Três dias antes, um até então indeciso governo brasileiro comunicou que até 2020 o País reduzirá voluntariamente entre 36,1% e 38,9% as emissões projetadas para o próximo decênio. Como isso se fará exatamente em cada setor envolvido, a que custos e sob quais controles não foi explicado. Mas o anúncio da iniciativa - a mais ousada de uma nação emergente - bastou para que as organizações ambientalistas saudassem o surgimento de "um novo líder global" em matéria de políticas de proteção ao planeta. "O Brasil quebrou um tabu", exultou um ecologista. Com o derretimento das esperanças de que um acordo em Copenhague virasse a página de fracassos do Protocolo de Kyoto, de 1997, que os Estados Unidos se recusaram a ratificar e outras potências poluidoras descumpriram, a posição adotada pelo presidente Lula - depois de muita relutância - poderá promovê-lo a campeão mundial da luta contra a degradação climática.

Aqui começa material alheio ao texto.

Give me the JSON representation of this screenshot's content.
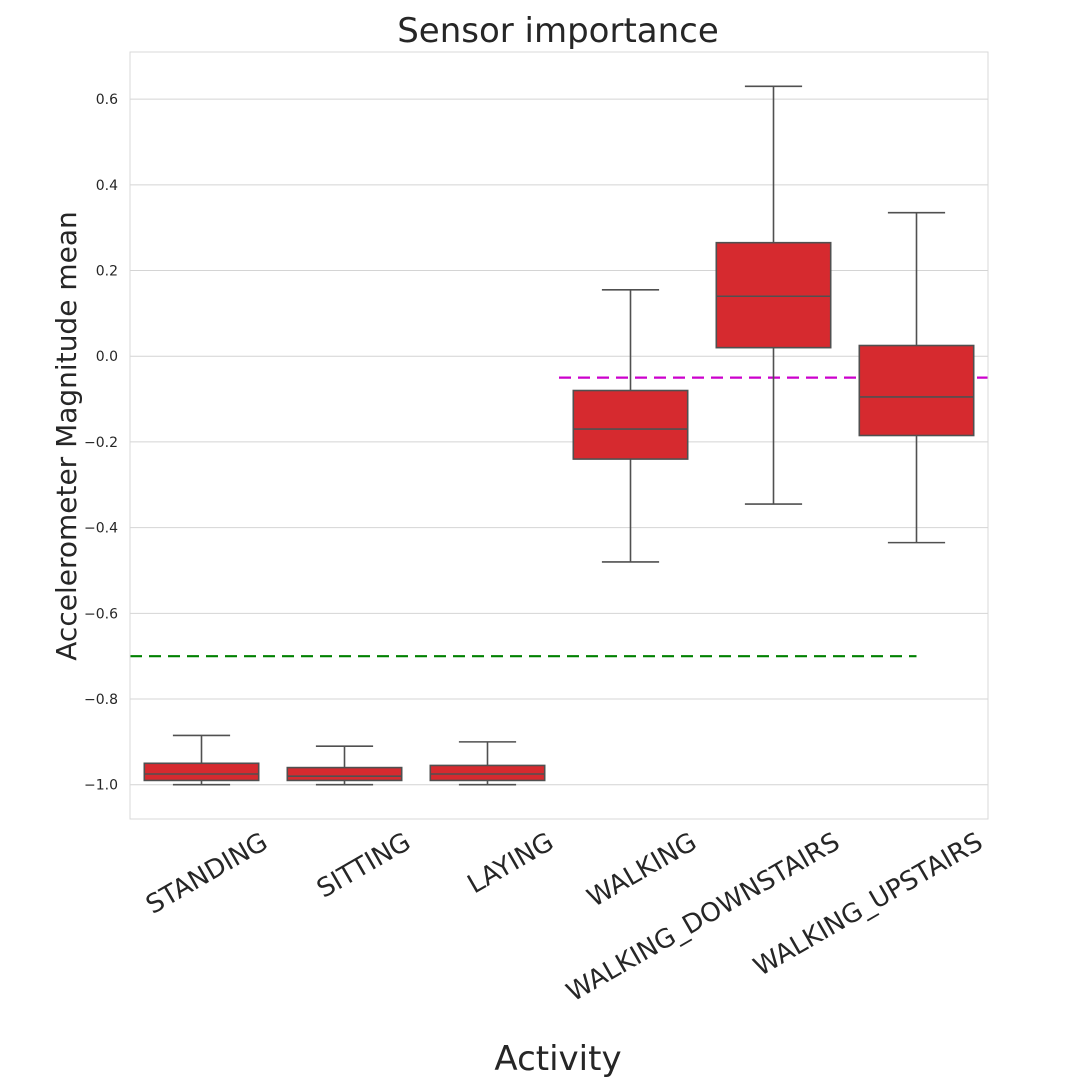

Autoridades brasileiras se disseram surpresas com o retrocesso de Cingapura. Surpresa, no entanto, seria o oposto do que ali ocorreu. Desde a conferência anterior da ONU, em Bali, há dois anos, em nenhum momento se vislumbrou a possibilidade de um acordo substantivo entre os países desenvolvidos e os demais sobre a parte que tocaria a cada qual na empreitada de impedir a elevação média da temperatura da Terra. A Índia, por exemplo, se recusa até mesmo a fixar um prazo para estabilizar o crescimento de suas emissões. A China acena com "reduções notáveis", mas não menciona volumes nem datas. Nos Estados Unidos, a oposição republicana no Senado faz o que sabe para emperrar a tramitação do projeto da Casa Branca que prevê um corte de 17% sobre o nível atual de emissões. Não há hipótese de que o impasse no Capitólio se desfaça até o início da reunião de Copenhague, em 7 de dezembro.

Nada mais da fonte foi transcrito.